When whistleblowers win their cases, it is often years after they got fired.  When a judge adds up all the years of back pay, the whistleblower will then have to pay taxes from a higher tax bracket. Whistleblowers can end up getting less than what would have happened had they never been fired.

Last month, the federal Third Circuit Court of Appeals recognized this problem and allowed a court to increase a plaintiff’s award to compensate for the negative tax consequence of getting back pay in a lump sum.  The decision is Eshelman v. Agere Systems, Inc., No. 05-4895 (3d Cir. Jan. 30, 2009). The decision highlights the need for the Civil Rights Tax Relief Act.

Joan Eshelman started working for Western Electric in 1981. Over twenty years, and more than one change in corporate ownership, Joan became a supervisor in the Chief Information Office for Lucent Technologies in Reading, Pennsylvania.  Tragedy struck Joan when she was diagnosed with breast cancer.  She needed time off from work, and chemotherapy. Still, she received excellent evaluations, raises and promotions.  In 2001, however, the new owners, Agere Systems, chose Joan for a layoff.

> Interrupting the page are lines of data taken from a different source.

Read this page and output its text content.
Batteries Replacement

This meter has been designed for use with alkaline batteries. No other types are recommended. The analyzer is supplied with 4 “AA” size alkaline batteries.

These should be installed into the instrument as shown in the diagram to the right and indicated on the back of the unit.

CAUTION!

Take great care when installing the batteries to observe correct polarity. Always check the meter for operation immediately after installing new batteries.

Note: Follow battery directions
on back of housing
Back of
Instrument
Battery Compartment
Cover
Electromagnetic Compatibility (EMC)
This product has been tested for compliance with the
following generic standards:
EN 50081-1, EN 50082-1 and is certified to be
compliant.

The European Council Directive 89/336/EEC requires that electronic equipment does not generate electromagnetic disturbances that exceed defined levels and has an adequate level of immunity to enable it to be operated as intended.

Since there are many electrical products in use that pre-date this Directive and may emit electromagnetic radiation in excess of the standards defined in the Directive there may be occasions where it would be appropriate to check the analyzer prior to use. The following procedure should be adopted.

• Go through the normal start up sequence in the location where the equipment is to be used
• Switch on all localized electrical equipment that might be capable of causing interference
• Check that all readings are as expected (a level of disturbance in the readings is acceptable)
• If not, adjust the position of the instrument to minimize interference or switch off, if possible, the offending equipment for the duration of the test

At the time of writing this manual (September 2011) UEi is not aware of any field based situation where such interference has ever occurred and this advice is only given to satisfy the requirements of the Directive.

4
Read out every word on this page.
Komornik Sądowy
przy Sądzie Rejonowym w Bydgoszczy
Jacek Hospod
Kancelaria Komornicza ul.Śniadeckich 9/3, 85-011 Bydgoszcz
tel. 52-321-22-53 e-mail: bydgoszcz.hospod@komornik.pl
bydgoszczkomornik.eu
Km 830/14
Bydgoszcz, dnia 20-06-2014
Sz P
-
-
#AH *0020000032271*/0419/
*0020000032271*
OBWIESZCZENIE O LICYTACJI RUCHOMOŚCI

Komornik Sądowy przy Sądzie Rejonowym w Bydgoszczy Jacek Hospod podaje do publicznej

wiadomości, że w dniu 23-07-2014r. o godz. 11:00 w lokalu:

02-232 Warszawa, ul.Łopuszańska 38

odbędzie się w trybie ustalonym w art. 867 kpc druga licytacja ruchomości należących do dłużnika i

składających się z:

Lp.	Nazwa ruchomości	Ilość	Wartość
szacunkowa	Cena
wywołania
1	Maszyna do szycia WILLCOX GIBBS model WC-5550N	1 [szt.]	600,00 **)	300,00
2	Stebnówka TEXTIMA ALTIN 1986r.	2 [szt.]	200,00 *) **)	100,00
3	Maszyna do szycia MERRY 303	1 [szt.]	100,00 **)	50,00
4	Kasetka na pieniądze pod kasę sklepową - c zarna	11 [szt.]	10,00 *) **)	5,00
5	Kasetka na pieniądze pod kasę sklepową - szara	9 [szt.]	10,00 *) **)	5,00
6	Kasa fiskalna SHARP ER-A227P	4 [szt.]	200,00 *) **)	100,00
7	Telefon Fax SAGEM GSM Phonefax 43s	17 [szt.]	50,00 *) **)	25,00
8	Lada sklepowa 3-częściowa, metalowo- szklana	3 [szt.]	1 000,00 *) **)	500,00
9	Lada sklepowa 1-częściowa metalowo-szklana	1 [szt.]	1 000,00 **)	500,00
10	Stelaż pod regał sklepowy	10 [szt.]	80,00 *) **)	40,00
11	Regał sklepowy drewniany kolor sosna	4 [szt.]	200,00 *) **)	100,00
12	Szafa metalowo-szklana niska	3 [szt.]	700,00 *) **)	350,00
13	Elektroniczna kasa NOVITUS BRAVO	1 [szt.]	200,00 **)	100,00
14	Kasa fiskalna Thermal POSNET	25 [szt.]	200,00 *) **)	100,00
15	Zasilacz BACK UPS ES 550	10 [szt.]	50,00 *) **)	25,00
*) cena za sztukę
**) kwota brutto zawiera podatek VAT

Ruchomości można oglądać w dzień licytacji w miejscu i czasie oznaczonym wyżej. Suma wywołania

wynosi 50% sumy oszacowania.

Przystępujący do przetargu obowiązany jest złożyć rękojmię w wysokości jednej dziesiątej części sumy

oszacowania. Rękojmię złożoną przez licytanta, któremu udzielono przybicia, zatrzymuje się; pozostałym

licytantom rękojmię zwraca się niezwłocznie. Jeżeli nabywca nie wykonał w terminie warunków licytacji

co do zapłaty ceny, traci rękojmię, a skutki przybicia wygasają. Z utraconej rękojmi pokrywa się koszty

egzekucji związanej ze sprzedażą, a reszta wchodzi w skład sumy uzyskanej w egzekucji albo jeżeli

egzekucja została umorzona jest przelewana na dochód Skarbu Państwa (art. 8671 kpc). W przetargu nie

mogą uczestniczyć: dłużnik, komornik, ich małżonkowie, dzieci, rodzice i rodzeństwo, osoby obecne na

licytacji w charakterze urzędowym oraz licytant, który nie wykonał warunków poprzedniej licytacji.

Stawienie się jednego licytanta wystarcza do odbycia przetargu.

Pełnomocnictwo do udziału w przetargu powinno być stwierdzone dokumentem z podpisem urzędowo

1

Joan sued claiming that she was selected on account of her perceived disability.  A jury agreed and awarded $170,000 in back pay and $30,000 in compensatory damages.  The company asked the judge to set aside the jury verdict, and Eshelman’s attorneys asked the judge to increase the amount of backpay to compensate Eshelman for the tax consequences of being in a higher tax bracket.  The judge agreed with Eshelman’s attorneys and increased the award by $6,893.  Agere appealed.

The Court of Appeals affirmed on all counts.  As to the upward adjustment for the tax consequences, the Court noted that in the Americans with Disabilities Act, “Congress armed the courts with broad equitable powers to effectuate this ‘make whole’ remedy.” Whistleblower laws, of course, have the same provision for “make whole” remedies.  Citing the Supreme Court decision in Albemarle Paper Co. v. Moody, 422 U.S. 405, 418 (1975), the Court said that district courts are granted wide discretion to “locate ‘a just result’” regarding the parameters of the relief granted in the circumstances of each case. Courts should endeavor “to restore the employee to the economic status quo that would exist but for the employer’s conduct.”

As backpay awards are taxable in the year paid, “employees may be subject to higher taxes if they receive a lump sum back pay award in a given year.” The Court noticed that the Tenth Circuit reached the same result in Sears v. Atchison, Topeka & Santa Fe Ry. Co., 749 F.2d 1451 (10th Cir. 1984). Without this type of equitable relief in appropriate cases, it would not be possible “to restore the employee to the economic status quo that would exist but for the employer’s conduct.” The Court compared the tax compensation award to prejudgment interest, which also “serves to compensate a plaintiff for the loss of the use of money that the plaintiff otherwise would have earned had he not been unjustly discharged.” Front pay awards and restoration of seniority can serve similar purposes. “This type of an award, as with prejudgment interest, represents a recognition that
the harm to a prevailing employee’s pecuniary interest may be broader in scope than just a loss of back pay,” the Court added. “Accordingly, either or both types of equitable relief may be necessary to achieve complete restoration of the prevailing employee’s economic status quo and to assure ‘the most complete relief possible.’”

Eshelman’s attorneys submitted an affidavit of an economic expert who computed the amount needed to compensate Eshelman for the higher tax bracket.  The Court accepted this affidavit as the basis of the award.

This decision highlights the need for Congress to pass the Civil Rights Tax Relief Act (CRTRA). This proposal would change the tax laws so that victims of discrimination would be taxed at the rate that they would have had if they were paid their wages on time, instead of in a lump sum.  CRTRA would also give compensatory damage awards the same tax treatment that personal injury awards get. Now that the courts are making employers pay for the adverse tax consequences, maybe the employers will join with civil rights attorneys in calling on Congress to pass CRTRA.